The concurrency of the Walk function works on each item in the stream. You can set the number of concurrency through WithWorkers. The default number of concurrency is 16, and the minimum number of concurrency is 1. If you set unlimitedWorkers to true, the number of concurrency is unlimited, but the number of concurrent writes in the stream is unlimited. The data is limited by defaultWorkers. In WalkFunc, users can customize the elements that are subsequently written to the stream, and can write multiple elements without writing:

  1. // Example
  2. fx.Just("aaa", "bbb", "ccc").Walk(func(item interface{}, pipe chan<- interface{}) {
  3. newItem := strings.ToUpper(item.(string))
  4. pipe <- newItem
  5. }).ForEach(func(item interface{}) {
  6. fmt.Println(item)
  7. })
  8. // Source Code
  9. func (p Stream) walkLimited(fn WalkFunc, option *rxOptions) Stream {
  10. pipe := make(chan interface{}, option.workers)
  11. go func() {
  12. var wg sync.WaitGroup
  13. pool := make(chan lang.PlaceholderType, option.workers)
  14. for {
  15. // Control the number of concurrent
  16. pool <- lang.Placeholder
  17. item, ok := <-p.source
  18. if !ok {
  19. <-pool
  20. break
  21. }
  22. wg.Add(1)
  23. go func() {
  24. defer func() {
  25. wg.Done()
  26. <-pool
  27. }()
  28. // Acting on every element
  29. fn(item, pipe)
  30. }()
  31. }
  32. // Wait for processing to complete
  33. wg.Wait()
  34. close(pipe)
  35. }()
  36. return Range(pipe)
  37. }

Concurrent processing

In addition to stream data processing, the fx tool also provides function concurrency. The realization of a function in microservices often requires multiple services. Concurrent processing dependence can effectively reduce dependency time and improve service performance.

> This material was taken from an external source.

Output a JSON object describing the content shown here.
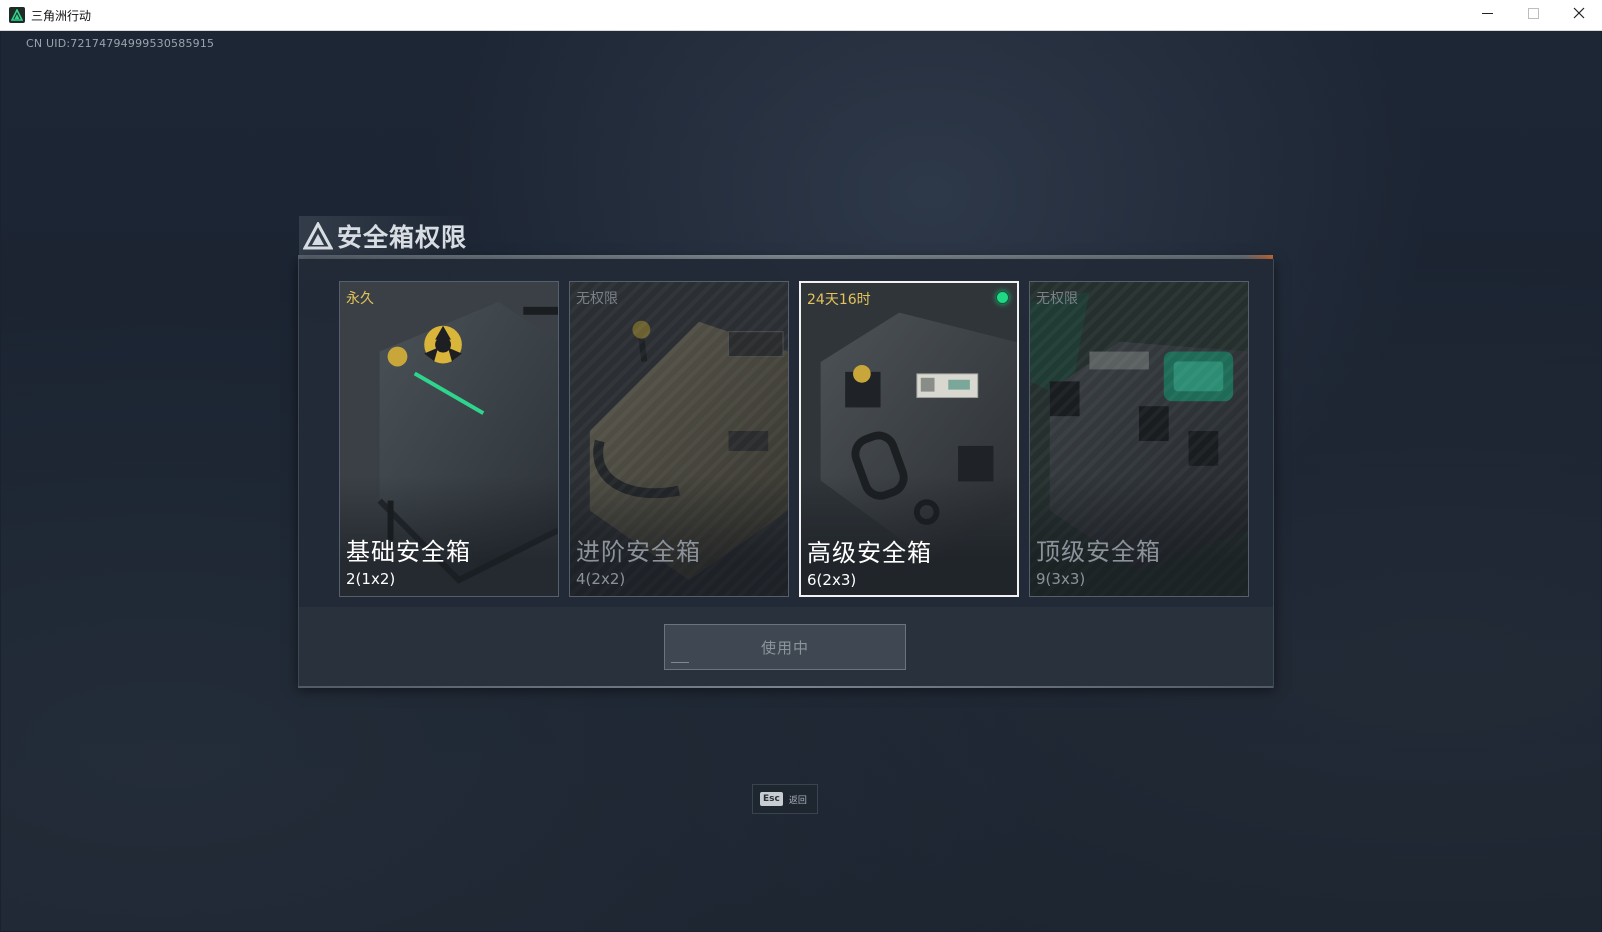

b97bf7df-1781-436e-bf04-f1dd90c60537.png

  1. fx.Parallel(func() {
  2. userRPC()
  3. }, func() {
  4. accountRPC()
  5. }, func() {
  6. orderRPC()
  7. })

Note that when fx.Parallel performs dependency parallel processing, there will be no error return. If you need an error return, or a dependency error report needs to end the dependency request immediately, please use the MapReduce tool To process.

Summary

This article introduces the basic concepts of stream processing and the stream processing tool fx in go-zero. There are many stream processing scenarios in actual production. I hope this article can give you some inspiration and better response Stream processing scene at work.